Em Lisboa, a associação ambientalista Zero alertou que o relatório do Painel Intergovernamental para as Alterações Climáticas será provavelmente “o último aviso” dos cientistas para que “o planeta não ultrapasse limites dramáticos” e pediu “ações vigorosas”.

Para a Zero, as perspectivas “são avassaladoras” se não forem tomadas “ações vigorosas”: “a comunidade internacional deve aumentar rapidamente a velocidade e a escala de ação necessárias para evitar alterações climáticas catastróficas”.

“É hora de acabarmos com a nossa dependência de gás natural, carvão e petróleo e investir em empregos verdes e na construção de um futuro com zero carbono com toda a urgência”, defende no comunicado.

Considera ainda que o documento de hoje será “provavelmente o último aviso da comunidade científica mundial sobre os efeitos das emissões de gases de estufa e consequentes alterações climáticas, antes do planeta se encaminhar para um aumento de temperatura superior a 1,5 ºC”.

Os ambientalistas lembram que os últimos seis anos foram “os mais quentes” desde que há registros históricos, aproximadamente em 1850.

“Em 2020 os oceanos atingiram a sua temperatura mais elevada. Os incêndios, as inundações e as condições meteorológicas extremas dos últimos meses são apenas sinais do que se pode esperar”, advertem.

Afirmando que os governos não podem ignorar os avisos feitos pelo IPCC, a Zero lamenta que, “apesar de um esforço de muitos países ou grupos de países como a União Europeia, ainda não existem planos de ação que mantenham o aquecimento global abaixo dos limites supostamente seguros”.

“Continuamos a adiar uma ação climática urgente que já era necessária desde há décadas e agora estamos quase sem tempo”, realça.

Para a Zero, este relatório do IPCC, composto por centenas dos “maiores cientistas do clima do mundo”, é o “mais decisivo” porque reforça a conclusão de que “os anos 20 deste século serão uma década crucial em que as emissões de gases de efeito estufa devem ser reduzidas a metade para limitar o aquecimento a 1,5 °C acima dos níveis pré-industriais, estabelecidos por relatórios anteriores do IPCC como o limite de segurança”.

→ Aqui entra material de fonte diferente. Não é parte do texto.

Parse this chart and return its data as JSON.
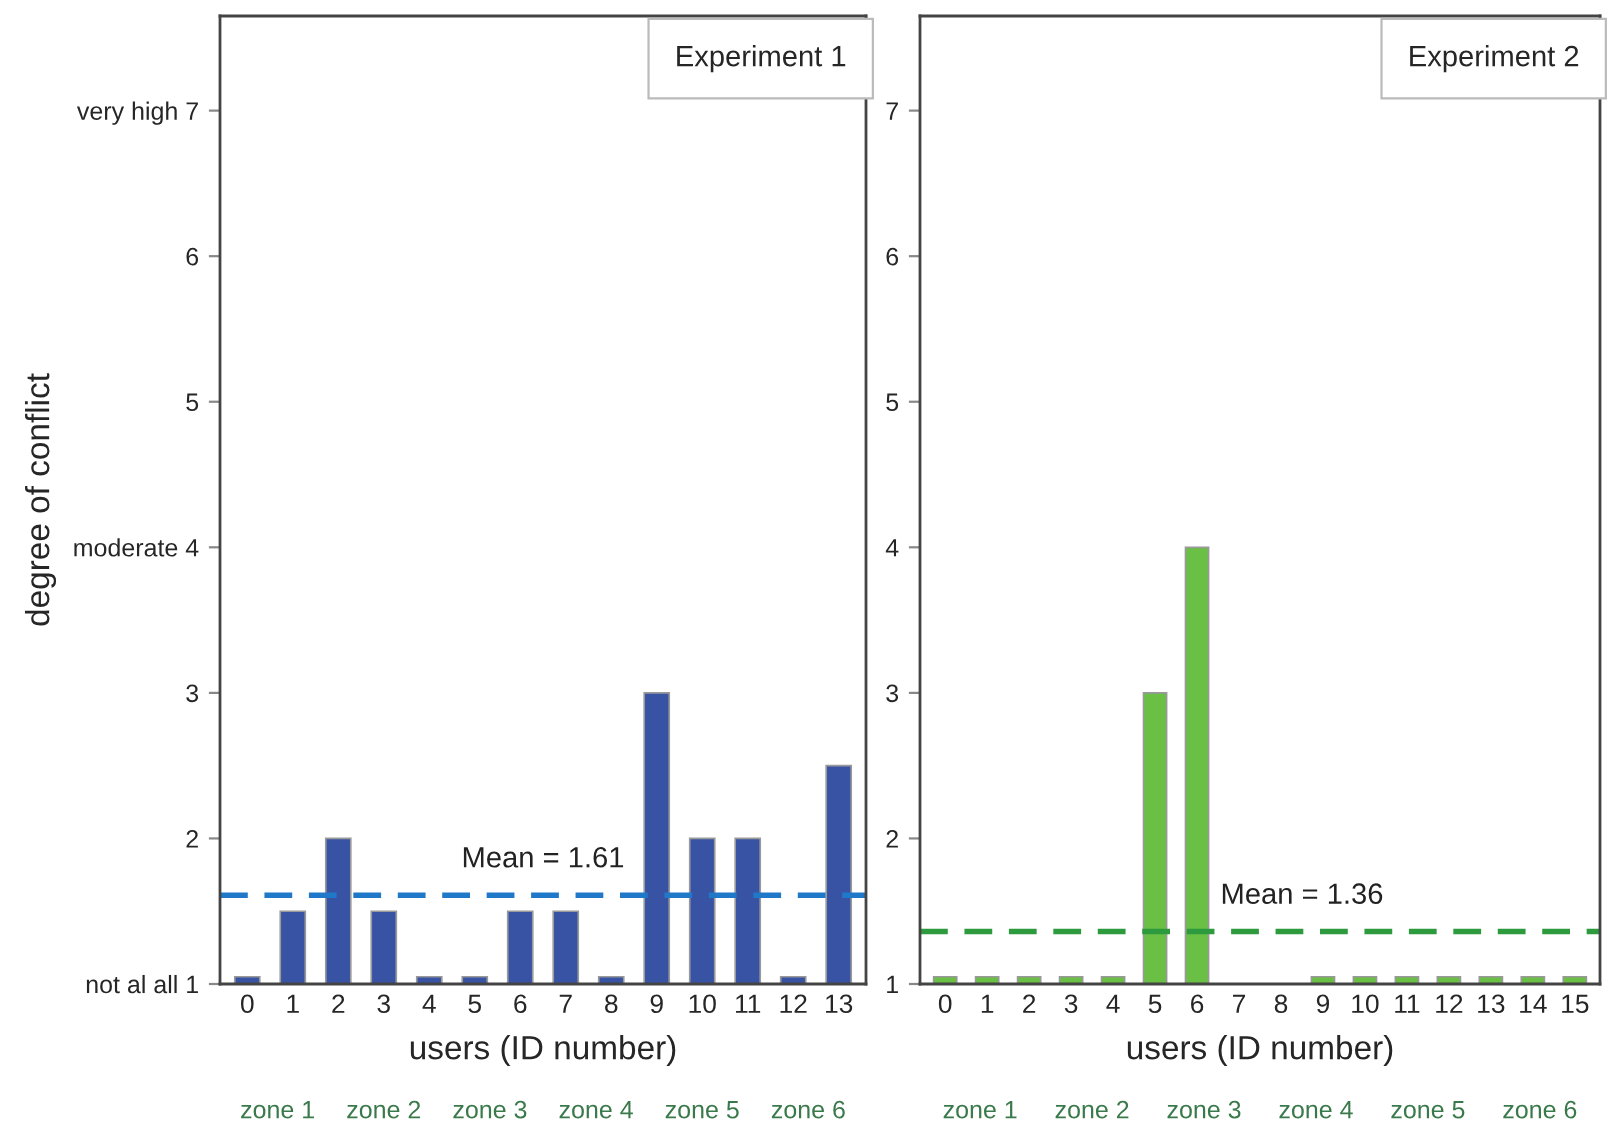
{
  "chart_data": [
    {
      "type": "bar",
      "title": "Experiment 1",
      "xlabel": "users (ID number)",
      "ylabel": "degree of conflict",
      "categories": [
        "0",
        "1",
        "2",
        "3",
        "4",
        "5",
        "6",
        "7",
        "8",
        "9",
        "10",
        "11",
        "12",
        "13"
      ],
      "series": [
        {
          "color": "#3953a4",
          "values": [
            1.05,
            1.5,
            2,
            1.5,
            1.05,
            1.05,
            1.5,
            1.5,
            1.05,
            3,
            2,
            2,
            1.05,
            2.5
          ]
        }
      ],
      "ylim": [
        1,
        7.65
      ],
      "yticks": [
        {
          "value": 1,
          "label": "not al all 1"
        },
        2,
        3,
        {
          "value": 4,
          "label": "moderate 4"
        },
        5,
        6,
        {
          "value": 7,
          "label": "very high 7"
        }
      ],
      "ref_lines": [
        {
          "axis": "y",
          "value": 1.61,
          "label": "Mean = 1.61",
          "color": "#1f78c8",
          "line_style": "dashed"
        }
      ],
      "annotations": [
        "zone 1",
        "zone 2",
        "zone 3",
        "zone 4",
        "zone 5",
        "zone 6"
      ],
      "grid": false,
      "legend": false
    },
    {
      "type": "bar",
      "title": "Experiment 2",
      "xlabel": "users (ID number)",
      "categories": [
        "0",
        "1",
        "2",
        "3",
        "4",
        "5",
        "6",
        "7",
        "8",
        "9",
        "10",
        "11",
        "12",
        "13",
        "14",
        "15"
      ],
      "series": [
        {
          "color": "#6abf45",
          "values": [
            1.05,
            1.05,
            1.05,
            1.05,
            1.05,
            3,
            4,
            null,
            null,
            1.05,
            1.05,
            1.05,
            1.05,
            1.05,
            1.05,
            1.05
          ]
        }
      ],
      "ylim": [
        1,
        7.65
      ],
      "yticks": [
        1,
        2,
        3,
        4,
        5,
        6,
        7
      ],
      "ref_lines": [
        {
          "axis": "y",
          "value": 1.36,
          "label": "Mean = 1.36",
          "color": "#2e9a3e",
          "line_style": "dashed"
        }
      ],
      "annotations": [
        "zone 1",
        "zone 2",
        "zone 3",
        "zone 4",
        "zone 5",
        "zone 6"
      ],
      "grid": false,
      "legend": false
    }
  ]
}
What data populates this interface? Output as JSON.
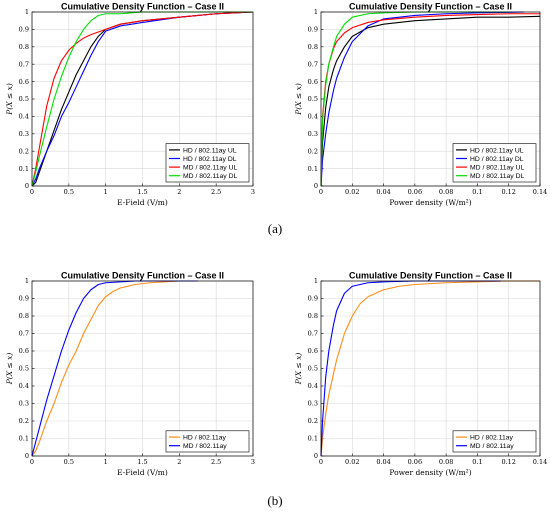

“As alterações climáticas estão a causar “extremos climáticos amplificados, desde secas, ondas de calor, incêndios florestais, inundações a supertempestades, impactes que são cada vez mais intensos, frequentes e sem precedentes” e que serão cada vez “mais severos” se as emissões continuarem a aumentar.

“Quanto mais dióxido de carbono e outros gases de efeito de estufa acumularmos na atmosfera, mais tempo demorará a retornarmos a uma situação com menores impactes”, sustentou.

Para a associação, o documento “é um severo alerta” que não pode ser ignorado e “é verdadeiramente histórico” por ser a avaliação mais abrangente até agora efetuada, oito anos após o relatório de 2021/2014, e a menos de três meses antes das negociações das Nações Unidas em Glasgow, de 1 a 12 de novembro, que determinarão a forma como se irá viver “num futuro próximo”.

“A sociedade humana que conhecemos foi construída num clima que não existe mais, pelo que é crucial trabalharmos na mitigação climática (redução de emissões), mas também na adaptação climática”, defende.